Jansen’s comments come after Pfizer had huge success with its mRNA-based Covid-19 vaccine.

Messenger RNA, or mRNA, technology has been under development for years, but Pfizer’s and Moderna‘s Covid-19 vaccines are the first time mRNA has been cleared for use in humans. The mRNA-based Covid vaccine works by tricking the body to produce a harmless piece of the virus, triggering an immune response. It’s said to be easier to produce over traditional vaccines, which generally use a dead or weakened virus to produce an immune response.

Pfizer and its German partner BioNTech announced plans to develop a coronavirus vaccine in March of last year and submitted an application to the Food and Drug Administration for emergency use authorization in November.

The two-dose vaccine, given three weeks apart, was found in a clinical trial to be about 95% effective.

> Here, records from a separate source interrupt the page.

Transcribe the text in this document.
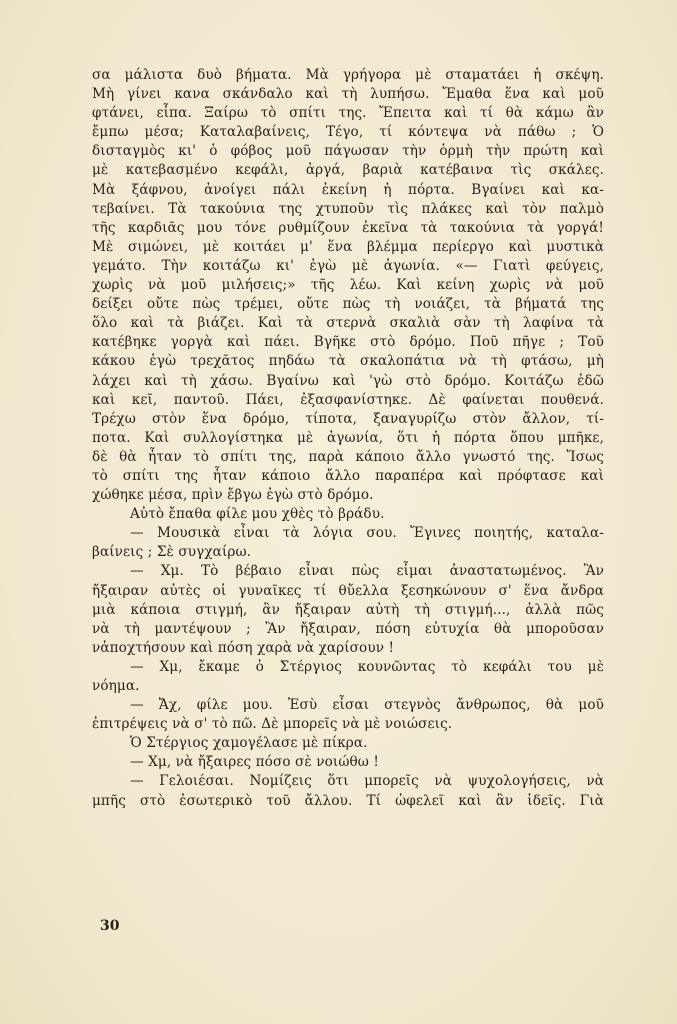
σα μάλιστα δυὸ βήματα. Μὰ γρήγορα μὲ σταματάει ἡ σκέψη.
Μὴ γίνει κανα σκάνδαλο καὶ τὴ λυπήσω. Ἔμαθα ἕνα καὶ μοῦ
φτάνει, εἶπα. Ξαίρω τὸ σπίτι της. Ἔπειτα καὶ τί θὰ κάμω ἂν
ἔμπω μέσα; Καταλαβαίνεις, Τέγο, τί κόντεψα νὰ πάθω ; Ὁ
δισταγμὸς κι' ὁ φόβος μοῦ πάγωσαν τὴν ὁρμὴ τὴν πρώτη καὶ
μὲ κατεβασμένο κεφάλι, ἀργά, βαριὰ κατέβαινα τὶς σκάλες.
Μὰ ξάφνου, ἀνοίγει πάλι ἐκείνη ἡ πόρτα. Βγαίνει καὶ κα-
τεβαίνει. Τὰ τακούνια της χτυποῦν τὶς πλάκες καὶ τὸν παλμὸ
τῆς καρδιᾶς μου τόνε ρυθμίζουν ἐκεῖνα τὰ τακούνια τὰ γοργά!
Μὲ σιμώνει, μὲ κοιτάει μ' ἕνα βλέμμα περίεργο καὶ μυστικὰ
γεμάτο. Τὴν κοιτάζω κι' ἐγὼ μὲ ἀγωνία. «— Γιατὶ φεύγεις,
χωρὶς νὰ μοῦ μιλήσεις;» τῆς λέω. Καὶ κείνη χωρὶς νὰ μοῦ
δείξει οὔτε πὼς τρέμει, οὔτε πὼς τὴ νοιάζει, τὰ βήματά της
ὅλο καὶ τὰ βιάζει. Καὶ τὰ στερνὰ σκαλιὰ σὰν τὴ λαφίνα τὰ
κατέβηκε γοργὰ καὶ πάει. Βγῆκε στὸ δρόμο. Ποῦ πῆγε ; Τοῦ
κάκου ἐγὼ τρεχᾶτος πηδάω τὰ σκαλοπάτια νὰ τὴ φτάσω, μὴ
λάχει καὶ τὴ χάσω. Βγαίνω καὶ 'γὼ στὸ δρόμο. Κοιτάζω ἐδῶ
καὶ κεῖ, παντοῦ. Πάει, ἐξασφανίστηκε. Δὲ φαίνεται πουθενά.
Τρέχω στὸν ἕνα δρόμο, τίποτα, ξαναγυρίζω στὸν ἄλλον, τί-
ποτα. Καὶ συλλογίστηκα μὲ ἀγωνία, ὅτι ἡ πόρτα ὅπου μπῆκε,
δὲ θὰ ἦταν τὸ σπίτι της, παρὰ κάποιο ἄλλο γνωστό της. Ἴσως
τὸ σπίτι της ἦταν κάποιο ἄλλο παραπέρα καὶ πρόφτασε καὶ
χώθηκε μέσα, πρὶν ἔβγω ἐγὼ στὸ δρόμο.
Αὐτὸ ἔπαθα φίλε μου χθὲς τὸ βράδυ.
— Μουσικὰ εἶναι τὰ λόγια σου. Ἔγινες ποιητής, καταλα-
βαίνεις ; Σὲ συγχαίρω.
— Χμ. Τὸ βέβαιο εἶναι πὼς εἶμαι ἀναστατωμένος. Ἂν
ἤξαιραν αὐτὲς οἱ γυναῖκες τί θὔελλα ξεσηκώνουν σ' ἕνα ἄνδρα
μιὰ κάποια στιγμή, ἂν ἤξαιραν αὐτὴ τὴ στιγμή..., ἀλλὰ πῶς
νὰ τὴ μαντέψουν ; Ἂν ἤξαιραν, πόση εὐτυχία θὰ μποροῦσαν
νἀποχτήσουν καὶ πόση χαρὰ νὰ χαρίσουν !
— Χμ, ἔκαμε ὁ Στέργιος κουνῶντας τὸ κεφάλι του μὲ
νόημα.
— Ἄχ, φίλε μου. Ἐσὺ εἶσαι στεγνὸς ἄνθρωπος, θὰ μοῦ
ἐπιτρέψεις νὰ σ' τὸ πῶ. Δὲ μπορεῖς νὰ μὲ νοιώσεις.
Ὁ Στέργιος χαμογέλασε μὲ πίκρα.
— Χμ, νὰ ἤξαιρες πόσο σὲ νοιώθω !
— Γελοιέσαι. Νομίζεις ὅτι μπορεῖς νὰ ψυχολογήσεις, νὰ
μπῆς στὸ ἐσωτερικὸ τοῦ ἄλλου. Τί ὠφελεῖ καὶ ἂν ἰδεῖς. Γιὰ
30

In releasing its first-quarter earnings report last week, Pfizer said it expects full-year sales of $26 billion from the vaccine, up from its previous forecast of about $15 billion. It expects an adjusted pretax profit in the high 20% range of revenue for the vaccine.

Pfizer executives told investors that they also hope to make improvements over current flu vaccines. They said given the strong immune response for the Covid-19 vaccine, they hope it will be the same for an mRNA-based flu vaccine. Rival Moderna is also working on a flu vaccine using mRNA technology.